Class: Perverts and Fuck-ups
The job of drawing up the first draft of the Osho Leela class schedule is a daunting one. 76 classes over 4 days not including the evening shows and jams. Each year, I need to have a look at last year’s schedule, the student requests, the teacher requests, the balance of classes being offered each day and in each time slot, the suitability of rooms for each class, class number limits and…you get the picture.
Last year, we got a little bit silly with the titles of classes. Let’s face it, we did this year too (some of the class titles being silly sausages, Dali is my teapot and Discipline) but even though we do sometimes have the silliest titles for our improv workshops, every Mayday puts a lot of thought into what they want to teach, and this year especially, what they feel inspired to teach.
One thing that I had written done in my biggest capital lettered note to myself that I should read was ‘Don’t have classes with swearwords in the title‘. Unfortunately, the demand for Rhiannon and mine’s workshop ‘Perverts and F**k ups’ was just too high and so there we found ourselves on Sunday morning with 16 bright shiny faces about to get seriously twisted.
I reflected after the festival that two of my classes started with a safety talk, this class and also the Intimacy class that I run with Jules, which is a class focussing on naturalism and on stage relationships in improv.
While the classes themselves could not be more different the talk is much the same: Let’s enter into a space where we’ll all commit to pushing ourselves outside of our comfort zones to make the types of scenes we don’t normally and let’s all give each other total trust and respect when we’re doing that.
Perverts and F**k-ups’ is essentially a character work class but one where there is a contract in the room between everyone in it that we will commit hard and not judge each other for following the kind of character choices that might in normal circumstances seem like ‘too much’.
We start this class with an exercise called ‘Pass the sick’ which is a taboo breaking purge. Just saying and shouting the things to people that in normal life that you are just not allowed to say. Within seconds we are all convulsing with laughter and there are tears streaming down everyone’s faces. Partly because of the tension release that comes with saying socially unacceptable things but in truth mostly because when you are given permission to say the worst thing you can think of, what comes out is often not really that awful at all. In one case ‘sit on me’ is the worst someone can muster. Not ‘sit on my face’, not I’ want to sit on you and squish you to death until your eyeballs come popping out’ no just ‘sit on me’ and we are all in hysterics at something that by itself really isn’t inherantly funny.
That’s what makes the festival so special.
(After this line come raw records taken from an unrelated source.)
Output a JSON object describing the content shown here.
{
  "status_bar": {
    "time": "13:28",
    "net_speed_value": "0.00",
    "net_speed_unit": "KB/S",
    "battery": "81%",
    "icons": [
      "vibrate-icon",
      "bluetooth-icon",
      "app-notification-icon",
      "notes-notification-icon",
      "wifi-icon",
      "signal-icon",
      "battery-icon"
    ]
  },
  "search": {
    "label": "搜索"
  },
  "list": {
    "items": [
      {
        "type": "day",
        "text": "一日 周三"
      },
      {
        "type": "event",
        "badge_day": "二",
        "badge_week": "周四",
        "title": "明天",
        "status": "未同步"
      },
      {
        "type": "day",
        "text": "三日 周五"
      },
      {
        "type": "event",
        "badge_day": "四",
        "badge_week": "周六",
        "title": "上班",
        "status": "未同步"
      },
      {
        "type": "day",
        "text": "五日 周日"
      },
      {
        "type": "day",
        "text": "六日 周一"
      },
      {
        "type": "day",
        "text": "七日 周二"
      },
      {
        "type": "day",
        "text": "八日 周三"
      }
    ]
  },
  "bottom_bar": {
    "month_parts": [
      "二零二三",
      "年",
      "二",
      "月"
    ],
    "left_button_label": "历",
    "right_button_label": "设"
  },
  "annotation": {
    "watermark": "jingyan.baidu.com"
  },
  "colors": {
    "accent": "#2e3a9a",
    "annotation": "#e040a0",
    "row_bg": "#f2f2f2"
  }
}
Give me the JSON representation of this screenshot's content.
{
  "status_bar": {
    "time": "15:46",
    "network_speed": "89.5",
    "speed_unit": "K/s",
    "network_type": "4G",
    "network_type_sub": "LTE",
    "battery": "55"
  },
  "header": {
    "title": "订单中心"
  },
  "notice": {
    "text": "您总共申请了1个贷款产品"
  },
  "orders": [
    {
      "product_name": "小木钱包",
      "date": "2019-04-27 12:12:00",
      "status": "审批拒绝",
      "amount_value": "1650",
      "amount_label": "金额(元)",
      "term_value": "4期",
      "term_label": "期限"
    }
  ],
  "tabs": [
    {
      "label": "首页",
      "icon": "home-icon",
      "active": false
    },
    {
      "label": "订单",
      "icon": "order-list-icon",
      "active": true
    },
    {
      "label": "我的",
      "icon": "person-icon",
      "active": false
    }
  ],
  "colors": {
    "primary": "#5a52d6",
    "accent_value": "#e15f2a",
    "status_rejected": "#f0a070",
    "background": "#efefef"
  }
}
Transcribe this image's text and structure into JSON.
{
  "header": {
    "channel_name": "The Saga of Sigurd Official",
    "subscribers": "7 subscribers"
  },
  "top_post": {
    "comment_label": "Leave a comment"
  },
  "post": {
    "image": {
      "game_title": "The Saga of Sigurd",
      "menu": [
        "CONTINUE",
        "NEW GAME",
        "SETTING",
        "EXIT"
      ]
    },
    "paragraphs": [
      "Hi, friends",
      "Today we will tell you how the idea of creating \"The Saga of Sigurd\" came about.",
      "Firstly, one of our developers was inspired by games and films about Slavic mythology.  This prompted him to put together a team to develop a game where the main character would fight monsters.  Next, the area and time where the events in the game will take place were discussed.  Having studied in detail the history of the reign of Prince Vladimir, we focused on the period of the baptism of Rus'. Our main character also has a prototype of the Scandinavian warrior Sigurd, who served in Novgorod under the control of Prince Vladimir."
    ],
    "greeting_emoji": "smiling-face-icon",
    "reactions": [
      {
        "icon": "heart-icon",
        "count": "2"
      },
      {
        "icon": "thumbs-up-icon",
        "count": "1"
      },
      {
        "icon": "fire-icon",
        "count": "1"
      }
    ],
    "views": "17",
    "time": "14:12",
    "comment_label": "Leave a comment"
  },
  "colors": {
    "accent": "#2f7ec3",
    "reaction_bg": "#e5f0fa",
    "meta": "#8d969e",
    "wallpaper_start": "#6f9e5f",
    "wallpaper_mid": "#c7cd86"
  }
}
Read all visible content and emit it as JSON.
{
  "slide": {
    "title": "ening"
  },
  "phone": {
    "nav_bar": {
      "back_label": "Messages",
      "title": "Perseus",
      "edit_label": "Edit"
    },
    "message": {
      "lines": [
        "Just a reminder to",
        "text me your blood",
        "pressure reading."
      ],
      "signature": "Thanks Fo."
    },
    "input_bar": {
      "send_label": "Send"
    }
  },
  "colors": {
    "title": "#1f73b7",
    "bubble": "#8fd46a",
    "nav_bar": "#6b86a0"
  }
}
Everyone just goes for it. It only takes a bit of gentle side coaching from Rhiannon and I and we’re all unleashing our weird and crazy. We all have it, just below the surface, and that what’s makes it so compelling and hilarious to watch.
It’s not just running on stage and being whacky though. I’m passionate about these ‘behind closed doors’ type scenes but because when I believe they really could happen. So in a teaching context I’m interested in finding and always pushing for the truth and humanity in these characters. From the ceremonial period blood catcher to the woman turned on by imagining herself as a fly in a web waiting to be devoured by a spider right through to the lady who wants to take her boyfriends skin off and wear it as a onesie – I believed them all.
Now to plan next year’s class ‘Serial Killers family Dinners Deconstruction Bat with Sondheim style freeform music and aroma prov.’